From Eric Higgins-Freese, and I never thought I'd read this many words on chickens: How the Chicken Conquered the World . Also, and this is a fantastically clear explanation: Just How Small is an Atom?. Wait, there's one more, and it's excellent: There’s more water on Jupiter’s moon Europa than there is on Earth.
From The Edwin Garcia Links Machine, and this is remarkable: German teen Shouryya Ray solves 300-year-old mathematical riddle posed by Sir Isaac Newton.
From Sirius, and this is amazing: Digital Data Can Now Be Stored In DNA. Also, and somewhere, Tyrannosaurus Rex is saying, "Finally!": Dinosaur with tiny arms unearthed in Argentina.

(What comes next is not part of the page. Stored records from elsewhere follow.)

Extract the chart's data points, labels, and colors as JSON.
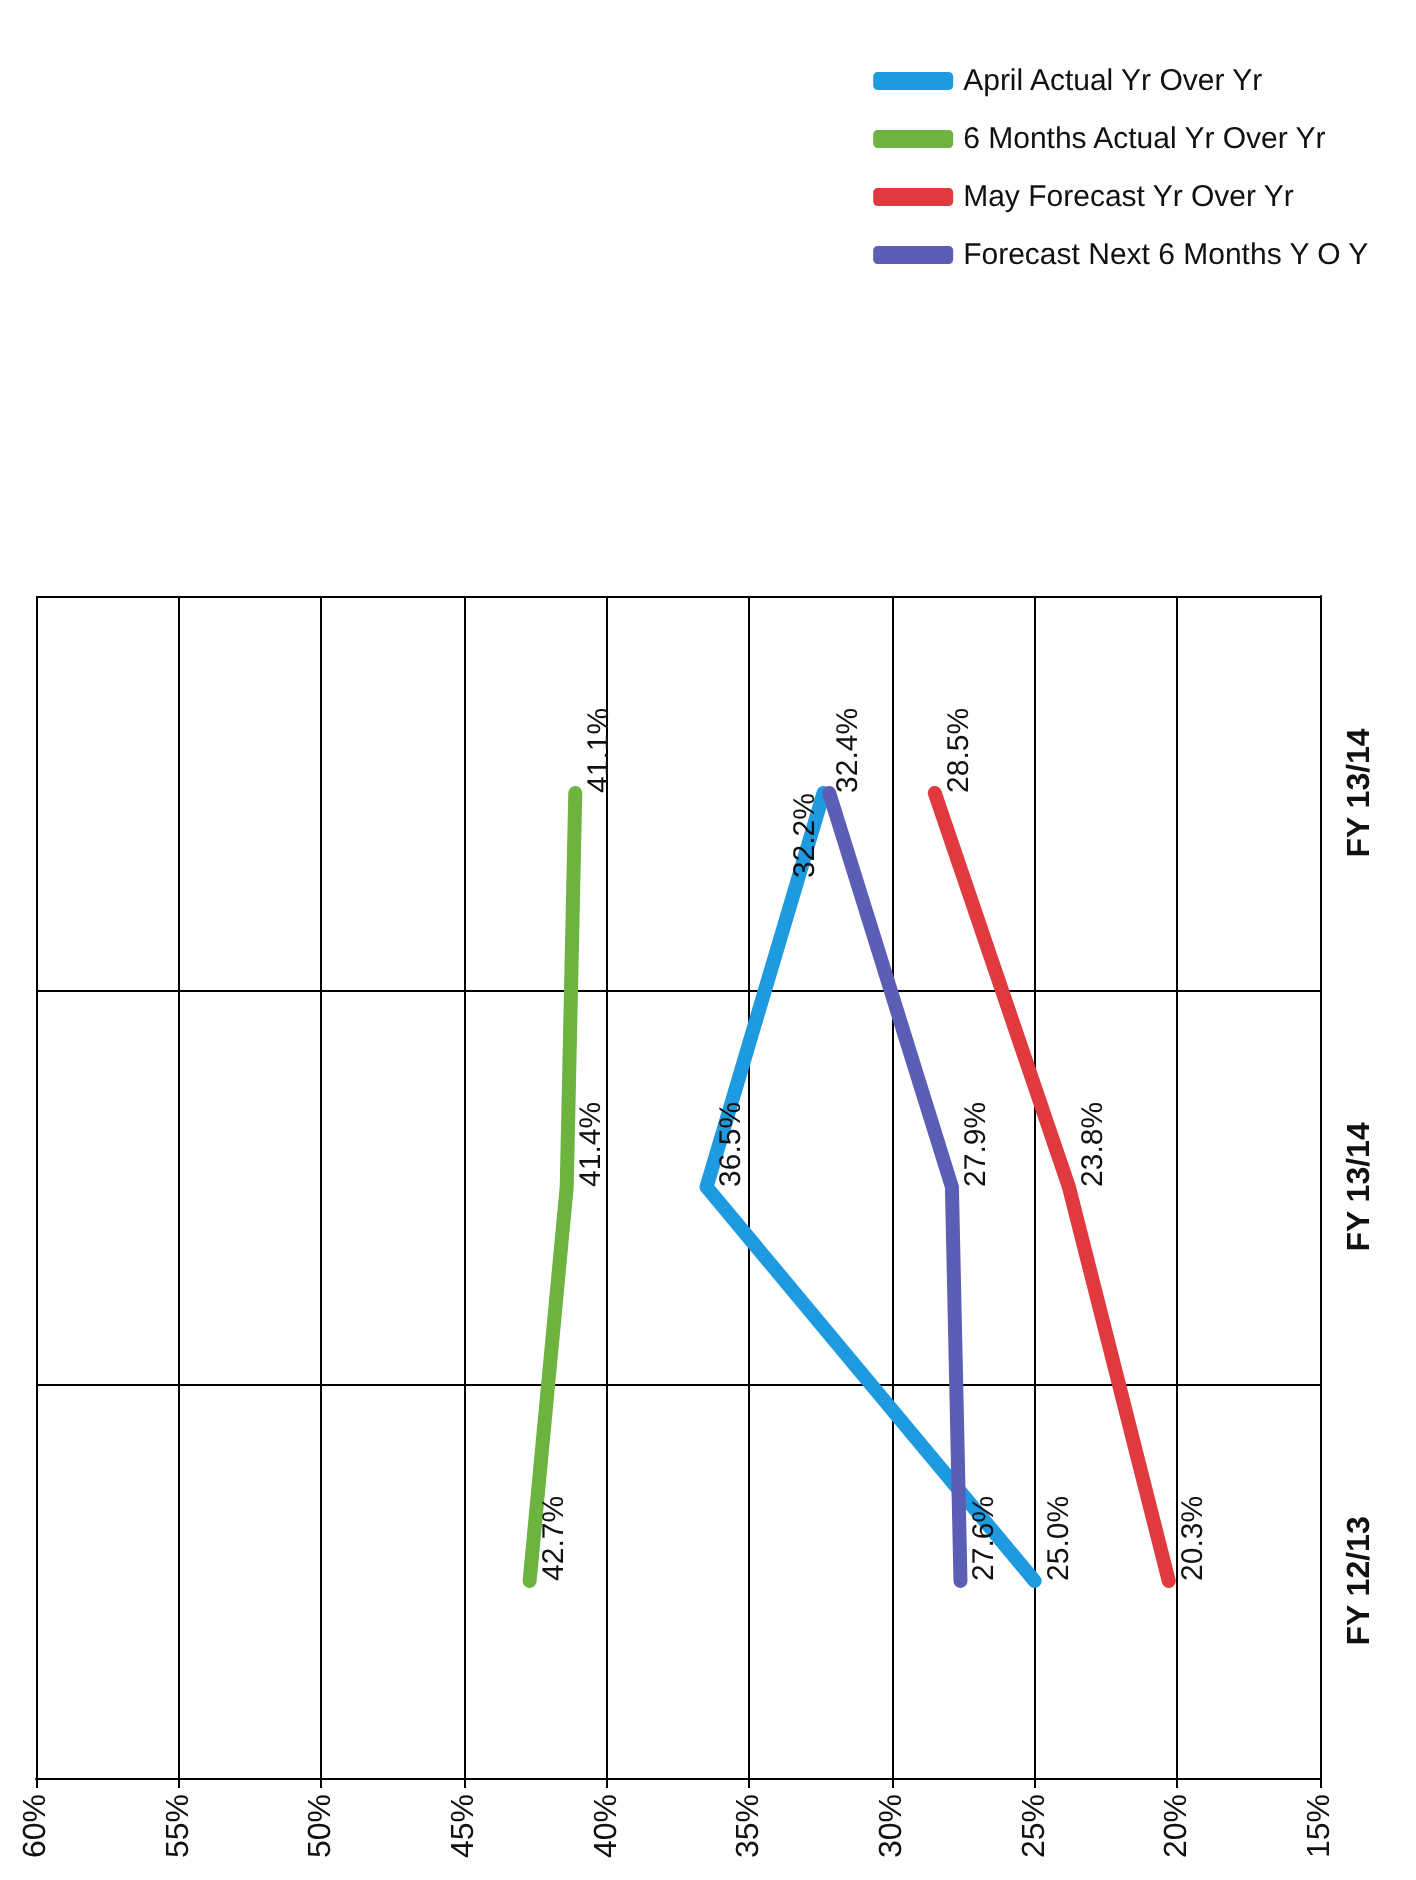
{
  "chart_data": {
    "type": "line",
    "orientation": "horizontal",
    "categories": [
      "FY 13/14",
      "FY 13/14",
      "FY 12/13"
    ],
    "series": [
      {
        "name": "April Actual Yr Over Yr",
        "color": "#1e9be0",
        "values": [
          32.4,
          36.5,
          25.0
        ],
        "value_labels": [
          "32.4%",
          "36.5%",
          "25.0%"
        ]
      },
      {
        "name": "6 Months Actual Yr Over Yr",
        "color": "#6cb33f",
        "values": [
          41.1,
          41.4,
          42.7
        ],
        "value_labels": [
          "41.1%",
          "41.4%",
          "42.7%"
        ]
      },
      {
        "name": "May Forecast Yr Over Yr",
        "color": "#e0393e",
        "values": [
          28.5,
          23.8,
          20.3
        ],
        "value_labels": [
          "28.5%",
          "23.8%",
          "20.3%"
        ]
      },
      {
        "name": "Forecast Next 6 Months Y O Y",
        "color": "#5a5fb5",
        "values": [
          32.2,
          27.9,
          27.6
        ],
        "value_labels": [
          "32.2%",
          "27.9%",
          "27.6%"
        ]
      }
    ],
    "xlim": [
      60,
      15
    ],
    "xticks": [
      {
        "value": 60,
        "label": "60%"
      },
      {
        "value": 55,
        "label": "55%"
      },
      {
        "value": 50,
        "label": "50%"
      },
      {
        "value": 45,
        "label": "45%"
      },
      {
        "value": 40,
        "label": "40%"
      },
      {
        "value": 35,
        "label": "35%"
      },
      {
        "value": 30,
        "label": "30%"
      },
      {
        "value": 25,
        "label": "25%"
      },
      {
        "value": 20,
        "label": "20%"
      },
      {
        "value": 15,
        "label": "15%"
      }
    ],
    "grid": true,
    "legend": "top right",
    "marker": "none",
    "line_style": "solid"
  }
}
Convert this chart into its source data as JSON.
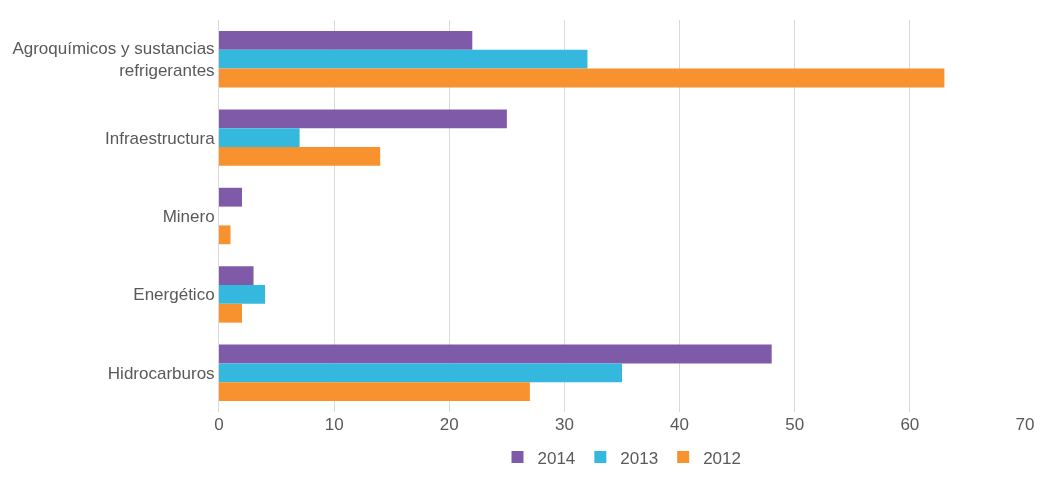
{
  "chart_data": {
    "type": "bar",
    "orientation": "horizontal",
    "categories": [
      "Agroquímicos y sustancias refrigerantes",
      "Infraestructura",
      "Minero",
      "Energético",
      "Hidrocarburos"
    ],
    "series": [
      {
        "name": "2014",
        "color": "#7f5aa8",
        "values": [
          22,
          25,
          2,
          3,
          48
        ]
      },
      {
        "name": "2013",
        "color": "#35b8dd",
        "values": [
          32,
          7,
          0,
          4,
          35
        ]
      },
      {
        "name": "2012",
        "color": "#f7922e",
        "values": [
          63,
          14,
          1,
          2,
          27
        ]
      }
    ],
    "xlim": [
      0,
      70
    ],
    "xticks": [
      0,
      10,
      20,
      30,
      40,
      50,
      60,
      70
    ],
    "grid": "x",
    "legend": "bottom"
  }
}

From Steven Kreuch, and this is tremendous: A Spacesuit Ballet. Also, and these are both sensational and entirely disturbing: Vintage ventriloquism portraits were incredibly unnerving. Of particular note: "Evangelist and Mrs. John Bishop with 'Timmy' ". Whoa.
From Jeremy Fischer, and these pictures are amazing: Easter Island statues have bodies, too.
From Griffin Cheng, and this is fascinating: world's oldest musical instrument.